I don't think camera manufacturers are ripping us off with their ADC's.
You missed the part where the price is $50.... for each PACK of 1000 ;D
(i.e. 5 cents each)
Oy, I did miss that. Oops. ;D Well, the other points still remain true, its not cheap to produce complex IC's like cmos sensors and DIGIC processors. The real cost isn't the ADC anyway, its far more complex devices like the metering or AF system and large IC's like the sensor.
I bet the real cost, talking direct material cost only, is mostly in the shutter/mirror box and the sensor (if it is FF size). Perhaps a little in the VF if it is exactly 100%. Many of the chips inside DSLRs have also been used in the $40 P&S cameras.
Your forgetting the AF unit, which is fairly large, must be extremely precise in its design, is generally bound to the sensor size (from a point spread standpoint), and must be coupled with advanced control logic in the camera's processor. When you factor in the metering sensor into the AF system (as they usually are these days), that makes the whole system even more complex. There is all the software to manage the AF and metering system, make it customizable, hook all that customizability into the various body buttons....
I think expensive cameras are expensive simply because they are expensive.

I don't think you can really reduce the cost down to a single component or two as easily as we would all wish.
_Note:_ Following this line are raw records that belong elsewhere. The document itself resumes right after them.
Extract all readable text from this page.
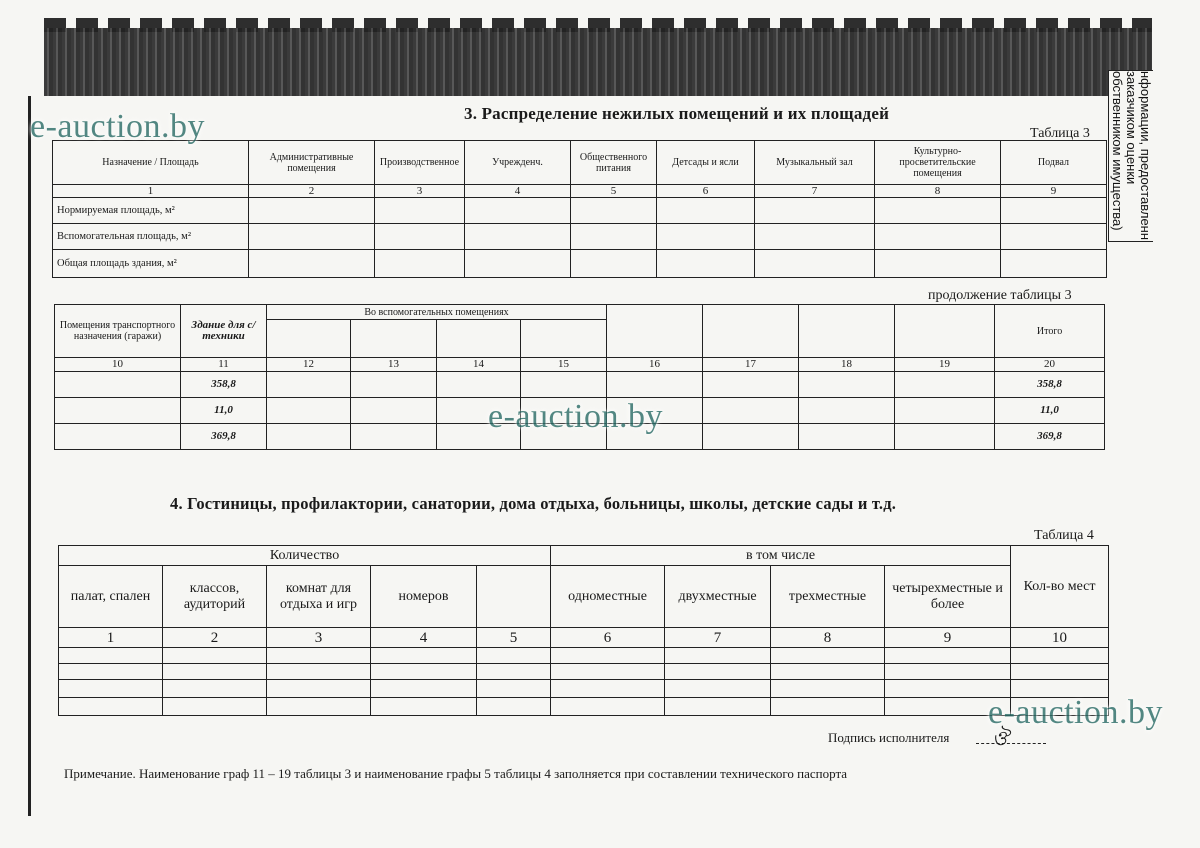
нформации, предоставленн
заказчиком оценки
обственником имущества)
3. Распределение нежилых помещений и их площадей
Таблица 3
Назначение / Площадь	Административные помещения	Производственное	Учрежденч.	Общественного питания	Детсады и ясли	Музыкальный зал	Культурно-просветительские помещения	Подвал
1	2	3	4	5	6	7	8	9
Нормируемая площадь, м²								
Вспомогательная площадь, м²								
Общая площадь здания, м²								
продолжение таблицы 3
Помещения транспортного назначения (гаражи)	Здание для с/техники	Во вспомогательных помещениях								Итого

10	11	12	13	14	15	16	17	18	19	20
	358,8									358,8
	11,0									11,0
	369,8									369,8
4. Гостиницы, профилактории, санатории, дома отдыха, больницы, школы, детские сады и т.д.
Таблица 4
Количество					в том числе				Кол-во мест
палат, спален	классов, аудиторий	комнат для отдыха и игр	номеров		одноместные	двухместные	трехместные	четырехместные и более	
1	2	3	4	5	6	7	8	9	10

Подпись исполнителя ঔ
Примечание. Наименование граф 11 – 19 таблицы 3 и наименование графы 5 таблицы 4 заполняется при составлении технического паспорта
e-auction.by
e-auction.by
e-auction.by
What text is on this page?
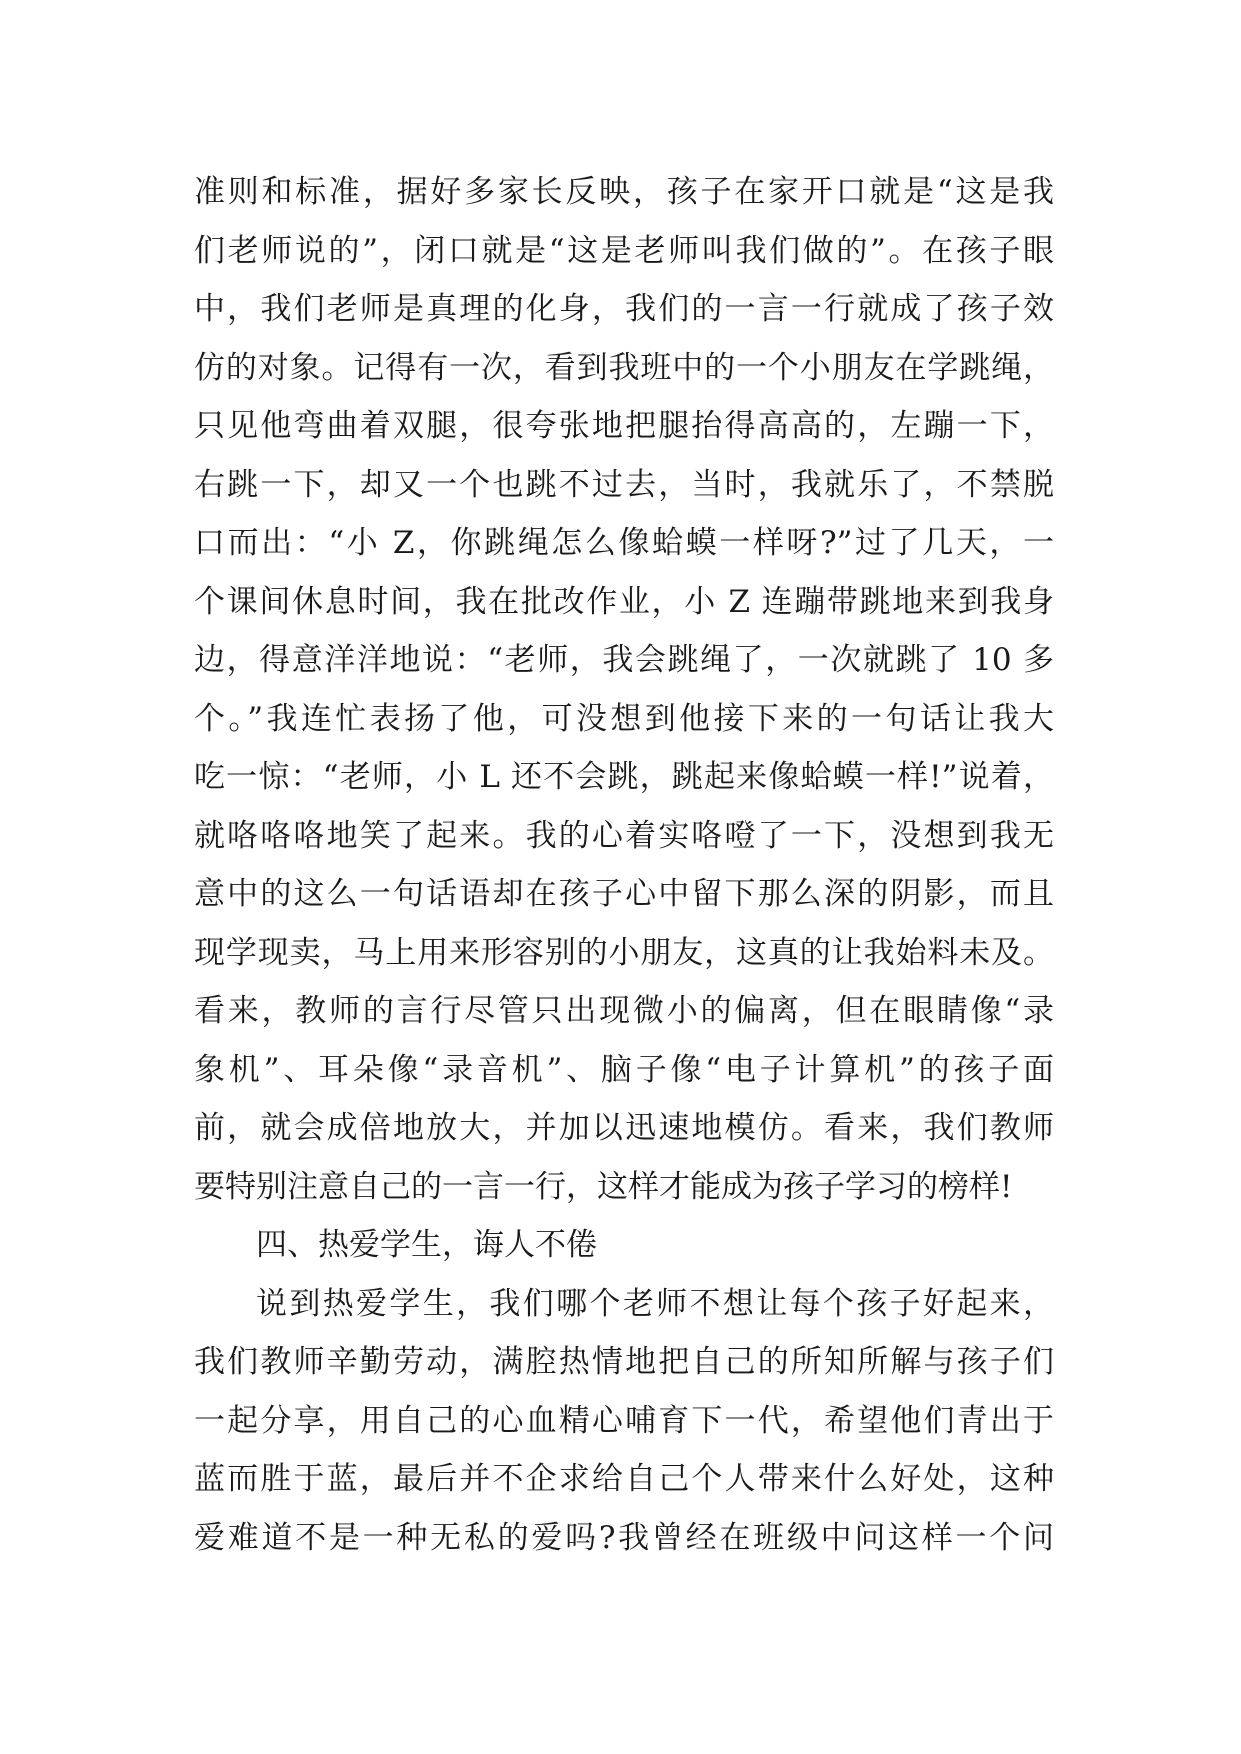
准则和标准，据好多家长反映，孩子在家开口就是“这是我
们老师说的”，闭口就是“这是老师叫我们做的”。在孩子眼
中，我们老师是真理的化身，我们的一言一行就成了孩子效
仿的对象。记得有一次，看到我班中的一个小朋友在学跳绳，
只见他弯曲着双腿，很夸张地把腿抬得高高的，左蹦一下，
右跳一下，却又一个也跳不过去，当时，我就乐了，不禁脱
口而出：“小 Z，你跳绳怎么像蛤蟆一样呀?”过了几天，一
个课间休息时间，我在批改作业，小 Z 连蹦带跳地来到我身
边，得意洋洋地说：“老师，我会跳绳了，一次就跳了 10 多
个。”我连忙表扬了他，可没想到他接下来的一句话让我大
吃一惊：“老师，小 L 还不会跳，跳起来像蛤蟆一样!”说着，
就咯咯咯地笑了起来。我的心着实咯噔了一下，没想到我无
意中的这么一句话语却在孩子心中留下那么深的阴影，而且
现学现卖，马上用来形容别的小朋友，这真的让我始料未及。
看来，教师的言行尽管只出现微小的偏离，但在眼睛像“录
象机”、耳朵像“录音机”、脑子像“电子计算机”的孩子面
前，就会成倍地放大，并加以迅速地模仿。看来，我们教师
要特别注意自己的一言一行，这样才能成为孩子学习的榜样!
四、热爱学生，诲人不倦
说到热爱学生，我们哪个老师不想让每个孩子好起来，
我们教师辛勤劳动，满腔热情地把自己的所知所解与孩子们
一起分享，用自己的心血精心哺育下一代，希望他们青出于
蓝而胜于蓝，最后并不企求给自己个人带来什么好处，这种
爱难道不是一种无私的爱吗?我曾经在班级中问这样一个问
They are complex automated systems of interconnected, synchronous parts that work at incredibly high speed. Its not just metering, or just AF, or just the sensor, or even just any couple of those parts...its the system as a whole, multiple discrete components operating in harmony to accurately track subjects and produce highly detailed, highly accurate, high resolution photos...N times a second.